Friday, December 1, 2006
The Seventh Circuit has upheld a lower court which, agreeing with the plaintiffs, found the newly enacted Illinois Video Game Law and the Sexually Explicit Video Game Law unconstitutional and granted an injunction against their enforcement. The SEVGL prohibits the sale or rental of sexually explicit video games to minors, imposing criminal penalties on any "person who sells, rents, or permits to be sold or rented, any sexually explicit video game to any minor...".
The lower court judge applied strict scrutiny. "Specifically, the court concluded that the SEVGL was not narrowly tailored and that the SEVGL's brochure, labeling and signage provisions constituted "compelled speech" in violation of the First Amendment. The court also found that sovereign immunity did not bar suit against the Attorney General...."
The Seventh Circuit reviewed the case de novo. With regard to the issue of sovereign immunity, the court found that "[t]he Supreme Court has authorized suits against state officials in their official capacities when plaintiffs seek to enjoin allegedly unconstitutional statutes....The Attorney General argues that the plaintiffs have only established a "general connection between her duties and the SEVGL....We are unconvinced by this argument. The Attorney General concedes that she has the power to enforce the SEVGL; the power is simply concurrent with that of the State's Attorney. This satisfies the "some connection" requirement of Ex parte Young."

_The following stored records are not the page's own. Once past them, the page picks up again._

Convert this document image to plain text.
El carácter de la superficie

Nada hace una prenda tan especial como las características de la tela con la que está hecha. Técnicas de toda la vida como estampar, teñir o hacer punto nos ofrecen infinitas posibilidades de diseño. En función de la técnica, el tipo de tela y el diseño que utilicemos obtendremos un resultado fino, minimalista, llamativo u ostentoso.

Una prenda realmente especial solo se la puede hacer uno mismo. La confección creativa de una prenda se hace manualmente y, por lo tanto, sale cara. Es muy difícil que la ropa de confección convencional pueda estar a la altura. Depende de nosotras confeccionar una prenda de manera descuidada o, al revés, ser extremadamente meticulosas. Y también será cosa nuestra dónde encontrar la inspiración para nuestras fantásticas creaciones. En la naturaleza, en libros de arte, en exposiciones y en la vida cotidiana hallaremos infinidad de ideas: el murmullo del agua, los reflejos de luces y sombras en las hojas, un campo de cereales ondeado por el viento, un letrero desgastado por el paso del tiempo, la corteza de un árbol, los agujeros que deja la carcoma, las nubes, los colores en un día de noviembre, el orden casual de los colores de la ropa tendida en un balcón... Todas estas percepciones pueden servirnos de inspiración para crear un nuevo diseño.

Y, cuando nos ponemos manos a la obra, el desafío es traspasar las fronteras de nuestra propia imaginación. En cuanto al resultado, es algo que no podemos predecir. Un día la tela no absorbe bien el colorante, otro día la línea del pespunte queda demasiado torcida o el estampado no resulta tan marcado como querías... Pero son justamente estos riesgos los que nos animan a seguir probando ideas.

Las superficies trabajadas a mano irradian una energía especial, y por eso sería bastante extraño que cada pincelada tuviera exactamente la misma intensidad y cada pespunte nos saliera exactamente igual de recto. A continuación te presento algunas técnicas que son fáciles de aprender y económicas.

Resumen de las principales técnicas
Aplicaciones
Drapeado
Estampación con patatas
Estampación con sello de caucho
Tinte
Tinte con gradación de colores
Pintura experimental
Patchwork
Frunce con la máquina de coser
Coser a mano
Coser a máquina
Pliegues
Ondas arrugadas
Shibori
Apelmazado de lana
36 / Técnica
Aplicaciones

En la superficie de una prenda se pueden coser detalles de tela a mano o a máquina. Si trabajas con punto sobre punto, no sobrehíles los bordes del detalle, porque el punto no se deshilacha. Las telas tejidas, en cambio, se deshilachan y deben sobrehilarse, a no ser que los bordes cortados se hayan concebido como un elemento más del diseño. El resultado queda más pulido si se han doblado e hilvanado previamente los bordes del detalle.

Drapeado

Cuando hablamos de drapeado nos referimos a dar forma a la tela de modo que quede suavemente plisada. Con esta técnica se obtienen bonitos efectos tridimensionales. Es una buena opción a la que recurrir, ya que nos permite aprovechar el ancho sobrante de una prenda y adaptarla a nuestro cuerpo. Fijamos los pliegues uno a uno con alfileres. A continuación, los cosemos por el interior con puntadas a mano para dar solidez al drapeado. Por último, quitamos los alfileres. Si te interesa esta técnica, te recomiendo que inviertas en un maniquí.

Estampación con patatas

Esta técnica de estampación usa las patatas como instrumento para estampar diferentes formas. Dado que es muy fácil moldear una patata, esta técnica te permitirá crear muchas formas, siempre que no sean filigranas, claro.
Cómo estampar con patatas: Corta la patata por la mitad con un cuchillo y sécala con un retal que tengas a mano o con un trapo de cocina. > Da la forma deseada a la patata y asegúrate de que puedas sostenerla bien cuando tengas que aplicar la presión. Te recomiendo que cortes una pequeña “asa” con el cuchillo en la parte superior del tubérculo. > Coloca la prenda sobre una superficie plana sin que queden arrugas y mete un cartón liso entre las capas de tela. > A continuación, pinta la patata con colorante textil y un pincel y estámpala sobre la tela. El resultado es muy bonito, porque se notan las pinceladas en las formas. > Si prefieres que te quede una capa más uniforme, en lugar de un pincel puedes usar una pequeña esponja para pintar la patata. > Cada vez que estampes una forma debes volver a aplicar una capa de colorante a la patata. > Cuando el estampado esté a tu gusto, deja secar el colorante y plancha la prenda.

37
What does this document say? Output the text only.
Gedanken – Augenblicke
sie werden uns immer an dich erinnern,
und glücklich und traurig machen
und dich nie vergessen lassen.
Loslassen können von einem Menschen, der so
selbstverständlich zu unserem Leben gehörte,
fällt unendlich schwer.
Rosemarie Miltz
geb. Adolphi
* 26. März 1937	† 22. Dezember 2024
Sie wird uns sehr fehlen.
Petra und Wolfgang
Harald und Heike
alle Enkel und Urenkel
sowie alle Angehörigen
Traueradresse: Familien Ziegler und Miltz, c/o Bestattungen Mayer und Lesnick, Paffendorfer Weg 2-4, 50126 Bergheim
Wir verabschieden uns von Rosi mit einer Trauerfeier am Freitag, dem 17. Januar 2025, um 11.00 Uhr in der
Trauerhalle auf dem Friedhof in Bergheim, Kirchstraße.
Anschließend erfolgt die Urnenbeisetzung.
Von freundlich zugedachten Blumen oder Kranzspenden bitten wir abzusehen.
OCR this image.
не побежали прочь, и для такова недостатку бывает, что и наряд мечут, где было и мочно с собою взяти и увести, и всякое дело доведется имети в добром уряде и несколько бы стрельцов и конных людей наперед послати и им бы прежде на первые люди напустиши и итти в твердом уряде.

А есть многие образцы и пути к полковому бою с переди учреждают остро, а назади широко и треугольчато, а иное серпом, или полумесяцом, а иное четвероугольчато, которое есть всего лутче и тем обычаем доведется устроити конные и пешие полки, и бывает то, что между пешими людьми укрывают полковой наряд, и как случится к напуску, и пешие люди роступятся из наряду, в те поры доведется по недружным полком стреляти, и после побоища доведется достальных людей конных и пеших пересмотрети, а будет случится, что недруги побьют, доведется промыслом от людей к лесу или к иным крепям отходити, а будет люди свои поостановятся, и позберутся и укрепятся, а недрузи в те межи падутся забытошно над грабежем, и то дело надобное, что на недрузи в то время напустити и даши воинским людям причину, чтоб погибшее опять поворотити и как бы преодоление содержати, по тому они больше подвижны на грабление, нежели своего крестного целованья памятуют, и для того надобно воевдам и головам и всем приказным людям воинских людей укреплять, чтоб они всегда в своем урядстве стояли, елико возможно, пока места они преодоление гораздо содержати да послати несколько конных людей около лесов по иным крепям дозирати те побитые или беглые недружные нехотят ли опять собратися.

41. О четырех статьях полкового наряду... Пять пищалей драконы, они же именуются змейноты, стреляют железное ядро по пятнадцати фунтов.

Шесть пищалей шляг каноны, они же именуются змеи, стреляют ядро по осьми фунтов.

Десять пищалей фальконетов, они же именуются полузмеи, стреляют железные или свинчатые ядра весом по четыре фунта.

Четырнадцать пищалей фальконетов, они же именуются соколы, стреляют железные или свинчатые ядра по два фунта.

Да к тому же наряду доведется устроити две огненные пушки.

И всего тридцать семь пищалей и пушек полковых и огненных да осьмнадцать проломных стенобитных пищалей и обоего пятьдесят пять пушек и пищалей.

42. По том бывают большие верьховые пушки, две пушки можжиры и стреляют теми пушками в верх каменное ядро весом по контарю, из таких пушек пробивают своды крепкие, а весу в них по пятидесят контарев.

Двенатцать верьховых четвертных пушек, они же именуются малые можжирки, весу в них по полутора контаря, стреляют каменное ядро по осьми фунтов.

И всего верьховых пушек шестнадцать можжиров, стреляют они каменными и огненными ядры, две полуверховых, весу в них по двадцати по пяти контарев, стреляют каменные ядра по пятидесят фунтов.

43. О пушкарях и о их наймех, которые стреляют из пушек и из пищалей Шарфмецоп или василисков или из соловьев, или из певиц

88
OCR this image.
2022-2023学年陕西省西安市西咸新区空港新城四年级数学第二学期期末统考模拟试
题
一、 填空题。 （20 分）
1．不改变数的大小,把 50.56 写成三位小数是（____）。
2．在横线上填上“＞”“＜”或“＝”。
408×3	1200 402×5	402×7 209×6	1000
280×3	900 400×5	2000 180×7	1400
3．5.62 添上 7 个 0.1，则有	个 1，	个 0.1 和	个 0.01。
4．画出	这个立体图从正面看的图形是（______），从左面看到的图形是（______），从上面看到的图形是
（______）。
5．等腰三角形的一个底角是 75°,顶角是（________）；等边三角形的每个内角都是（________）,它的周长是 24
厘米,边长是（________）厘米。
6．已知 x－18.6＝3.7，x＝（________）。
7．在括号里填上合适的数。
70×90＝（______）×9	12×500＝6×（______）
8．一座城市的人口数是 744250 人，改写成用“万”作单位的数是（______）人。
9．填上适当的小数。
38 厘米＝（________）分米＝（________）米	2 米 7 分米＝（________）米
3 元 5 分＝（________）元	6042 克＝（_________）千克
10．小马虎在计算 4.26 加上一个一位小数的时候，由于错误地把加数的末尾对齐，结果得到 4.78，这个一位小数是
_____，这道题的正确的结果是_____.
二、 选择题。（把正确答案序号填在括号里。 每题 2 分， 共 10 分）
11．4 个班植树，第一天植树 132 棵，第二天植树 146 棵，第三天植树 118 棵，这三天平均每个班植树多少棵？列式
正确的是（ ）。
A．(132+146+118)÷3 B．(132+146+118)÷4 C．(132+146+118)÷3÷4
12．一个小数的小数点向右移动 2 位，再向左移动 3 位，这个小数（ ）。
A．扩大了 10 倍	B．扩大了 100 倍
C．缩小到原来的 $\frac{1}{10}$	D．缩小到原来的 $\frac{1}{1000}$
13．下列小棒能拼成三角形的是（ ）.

"The plaintiffs argue that the sale and rental provisions of the SEVGL facially violate the FIrst and Fourteenth Amendments....As the State concedes, the SEVGL is a content-based restriction on speech, and we must employ strict scrutiny....Here, the State's identified purpose is "shielding children from indecent sexual material and in assisting parents in protecting their children from that material."...We need not spend time determining whether this is a compelling interest; it clearly is....The burden is on the STate to demonstrate that the SEVGL is narrowly tailored to achieving this purpose.....None of the parties allege that th egames affected by the SEVGL are "obscene," as that term is understood in the parlance of constitutional law; the State rather contends that the games are "indecent"....Either Ginsberg or Miller provides us with the third prong in an appropriate standard for what material can be regulated in the manner of the SEVGL. That is to say, somewhere between Ginsberg and Miller we arrive at the basement of constitutionality of a statute criminalizing the distribution of sexually oriented materials to minors. Inexplicably, the State of Illinois chose to ignore both Ginsberg's and Miller's third prongs in creating the SEVGL's definition of "sexually explicit." The State thereby simultaneously failed to narrowly tailor the statute and created a statute that is unconstitutionally overbroad....But even if we found no inherent problems in the SEVGL's "sexually explicit" definition, the statute could still not survive strict scrutiny because the plaintiff have identified other less restrictive alternatives to the SEVGL. Most obviously, the State could have simply passed legislation increasing awareness among parents of the voluntary ESRB ratings system.....The Supreme Court has indicated that "[w]hen plaintiffs challenge a content-based speech restriction, the burden is on the Government to prove that the proposed alternatives will not be as effective as the challenged statute."....The Government has not met this burden with regard to this proposal."
Finally, the court examined the signage and labeling provisions. "The State also appeals the district court's ruling that the SEVGL's labeling, brochure and signage provisions constitute compelled speech in violation of the First Amendment....[T]he First Amendment's guarantee of freedom from "compelled speech" is not absolute. Particularly in the commercial arena, the Constitution permits the State to require speakers to express certain messages without their consent....The question that we must ask is whether the SEVGL's labeling and signage requirements are compelled speech in violationg of the Constitution or simply requirement of purely factual disclosures. The State argues that all of these provisions are like the mercury disclosure requirements in Sorrell....The SEVGL requires that the "18" sticker be placed on games that meet the statute's definition of "sexually explicit." The State's definition of this term is far more opinion-based that the question of whether a particular chemical is within any given product. Even if one assumes that the State's definition...is precise, it is the State's definition--the video game manufacturer or retailer may have an entirely different definition....Yet the requirement that the "18" sticker be attached to all games meeting the State's definition forces the game-seller to include this non-factual information in its message that is the game's packaging. This is unlike a surgeon general's warning....For these reason, we must apply strict scrutiny....Applying strict scrutiny, we cannot say that the "18" sticker is narrowly tailored to the State's goal of ensuring that parents are informed....[T]he State has not demonstrated that it could not accomplish this goal with a broader educational campaign about the ESRB system....Indeed, at four square inches, the "18" sticker literally fails to be narrowly tailored--the sticker covers a substantial portion of the box."
The case is Entertainment Software Association v. Blagojevich, 2006 U.S. App. LEXIS 29356 (U.S.C.A., 7th Circ.); 2006 WL 3392078 C.A.7 (Ill.), 2006.